Can you tell I studied English literature at university? To be honest it’s not often I draw upon my degree as part of marketing, however, sometimes there is a strong whiff of Shakespeare in the business world.

I am thinking more about the Tragedies rather than Midsummer Night’s Dream (although there are times when marketing sometimes becomes slightly farcical…Snapchat’s Ouija promo being a case in point). When I look at the rather obvious contender, Tesco, I can’t help drawing comparisons to one of the bard’s most infamous protagonists, Macbeth. Without being overly dramatic, one can plot each step in which the brand has dis-engaged with its consumer in the belief that they are somehow invincible. At least this is how it seems, and certainly UK consumers appear to be voting with their feet on this one.

Tesco, of course, are not the first nor will they be the last. Apple, or rather Macintosh, was not always the lauded brand it is today. It disappeared from view after IBM overtook it in terms of sales, only to rise again, and it remains to be seen what will happen next without the influence of Steve Jobs.

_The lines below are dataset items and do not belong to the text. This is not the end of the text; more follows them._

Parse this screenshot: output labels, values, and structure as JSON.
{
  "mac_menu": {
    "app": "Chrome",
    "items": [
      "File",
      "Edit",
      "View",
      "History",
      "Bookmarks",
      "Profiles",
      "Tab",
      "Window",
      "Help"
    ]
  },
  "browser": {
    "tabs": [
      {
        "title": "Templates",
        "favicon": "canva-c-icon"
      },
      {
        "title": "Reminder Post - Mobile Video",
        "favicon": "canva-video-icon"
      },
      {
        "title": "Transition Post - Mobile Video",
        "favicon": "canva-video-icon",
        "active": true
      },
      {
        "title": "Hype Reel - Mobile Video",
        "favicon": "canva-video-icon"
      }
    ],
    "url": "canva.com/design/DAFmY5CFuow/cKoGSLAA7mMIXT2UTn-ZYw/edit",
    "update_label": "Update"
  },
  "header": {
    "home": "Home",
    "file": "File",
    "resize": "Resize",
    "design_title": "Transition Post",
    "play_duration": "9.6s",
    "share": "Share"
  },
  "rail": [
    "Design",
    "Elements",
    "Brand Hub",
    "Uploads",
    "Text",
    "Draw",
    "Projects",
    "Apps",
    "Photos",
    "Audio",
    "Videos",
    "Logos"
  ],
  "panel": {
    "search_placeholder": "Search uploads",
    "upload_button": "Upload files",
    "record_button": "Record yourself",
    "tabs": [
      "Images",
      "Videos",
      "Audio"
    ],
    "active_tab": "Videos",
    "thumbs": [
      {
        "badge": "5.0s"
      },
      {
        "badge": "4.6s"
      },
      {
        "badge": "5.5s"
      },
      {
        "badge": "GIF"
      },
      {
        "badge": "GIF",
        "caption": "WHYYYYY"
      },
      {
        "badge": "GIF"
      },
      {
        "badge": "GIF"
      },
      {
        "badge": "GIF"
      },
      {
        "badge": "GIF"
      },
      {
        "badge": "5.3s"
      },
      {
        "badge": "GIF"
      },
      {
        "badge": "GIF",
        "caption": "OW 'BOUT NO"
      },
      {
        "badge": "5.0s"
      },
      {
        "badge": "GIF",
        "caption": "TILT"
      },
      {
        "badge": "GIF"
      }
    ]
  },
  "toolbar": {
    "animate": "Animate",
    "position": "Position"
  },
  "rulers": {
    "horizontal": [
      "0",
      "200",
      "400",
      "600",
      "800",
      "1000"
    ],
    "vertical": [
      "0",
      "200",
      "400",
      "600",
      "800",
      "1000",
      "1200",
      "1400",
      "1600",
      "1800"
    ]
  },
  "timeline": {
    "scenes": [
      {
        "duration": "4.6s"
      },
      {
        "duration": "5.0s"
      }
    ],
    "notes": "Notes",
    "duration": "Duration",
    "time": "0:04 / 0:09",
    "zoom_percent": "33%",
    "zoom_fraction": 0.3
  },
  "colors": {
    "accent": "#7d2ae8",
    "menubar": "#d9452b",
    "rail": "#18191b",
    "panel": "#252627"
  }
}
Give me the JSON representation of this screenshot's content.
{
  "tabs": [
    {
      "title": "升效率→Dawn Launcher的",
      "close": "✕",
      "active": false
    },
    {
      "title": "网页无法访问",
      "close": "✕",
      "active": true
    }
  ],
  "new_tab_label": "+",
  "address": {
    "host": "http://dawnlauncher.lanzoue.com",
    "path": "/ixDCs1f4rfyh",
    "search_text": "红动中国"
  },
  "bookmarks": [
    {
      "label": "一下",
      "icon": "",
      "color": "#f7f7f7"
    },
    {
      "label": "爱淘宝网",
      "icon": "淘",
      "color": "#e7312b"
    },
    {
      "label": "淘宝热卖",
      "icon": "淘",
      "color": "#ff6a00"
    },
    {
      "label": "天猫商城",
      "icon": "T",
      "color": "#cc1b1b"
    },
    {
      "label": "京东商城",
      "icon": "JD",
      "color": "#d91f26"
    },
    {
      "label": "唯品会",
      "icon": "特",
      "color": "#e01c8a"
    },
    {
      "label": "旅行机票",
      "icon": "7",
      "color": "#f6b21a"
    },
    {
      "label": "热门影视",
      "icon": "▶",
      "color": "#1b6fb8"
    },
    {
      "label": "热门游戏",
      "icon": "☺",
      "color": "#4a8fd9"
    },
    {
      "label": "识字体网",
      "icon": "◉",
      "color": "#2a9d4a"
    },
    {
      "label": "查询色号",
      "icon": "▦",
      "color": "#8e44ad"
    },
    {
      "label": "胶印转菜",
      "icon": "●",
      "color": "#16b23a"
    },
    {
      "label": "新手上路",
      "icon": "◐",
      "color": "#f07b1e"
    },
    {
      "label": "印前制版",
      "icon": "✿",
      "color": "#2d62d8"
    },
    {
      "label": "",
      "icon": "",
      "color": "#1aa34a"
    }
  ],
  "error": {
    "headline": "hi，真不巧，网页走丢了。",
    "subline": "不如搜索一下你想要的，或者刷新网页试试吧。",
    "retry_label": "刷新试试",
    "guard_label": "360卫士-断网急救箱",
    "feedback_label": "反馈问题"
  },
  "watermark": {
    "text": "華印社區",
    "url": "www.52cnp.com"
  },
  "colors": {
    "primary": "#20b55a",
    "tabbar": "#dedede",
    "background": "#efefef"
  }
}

Blockbuster, famously disregarded the digital revolution until it was too late. And the demise of Woolworths left a gaping hole in our high streets until Pound Land took over. HMV, whilst still hanging on by a thread in various guises, is certainly not the ‘go to’ brand for music in the same way as i-Tunes has now become.

The common theme? They mistook repeat sales for loyalty. And in doing so they forgot that customers will always be far bigger than the brand. Macbeth always thought (with the encouragement of his Mrs.) that if he could kill the competition (literally) and anyone else who stood in his way, all else would follow. And, as is the nature of all Shakespearean tragedies, his hubris was his undoing.

I realise I sound like the voice of doom, however, customers will always do what they want, fickle bunch that they are. That means brands have to know their place. And their place is a grateful participant in their customer’s lives. This means giving them what they want, how they want and when they want. Not the other way around. Of course this is not an easy task. Brands that succeed in appealing to customers by their actions and their philosophy, I am thinking of Ben and Jerrys, have something of the humble about them. Something that Macbeth could have done with.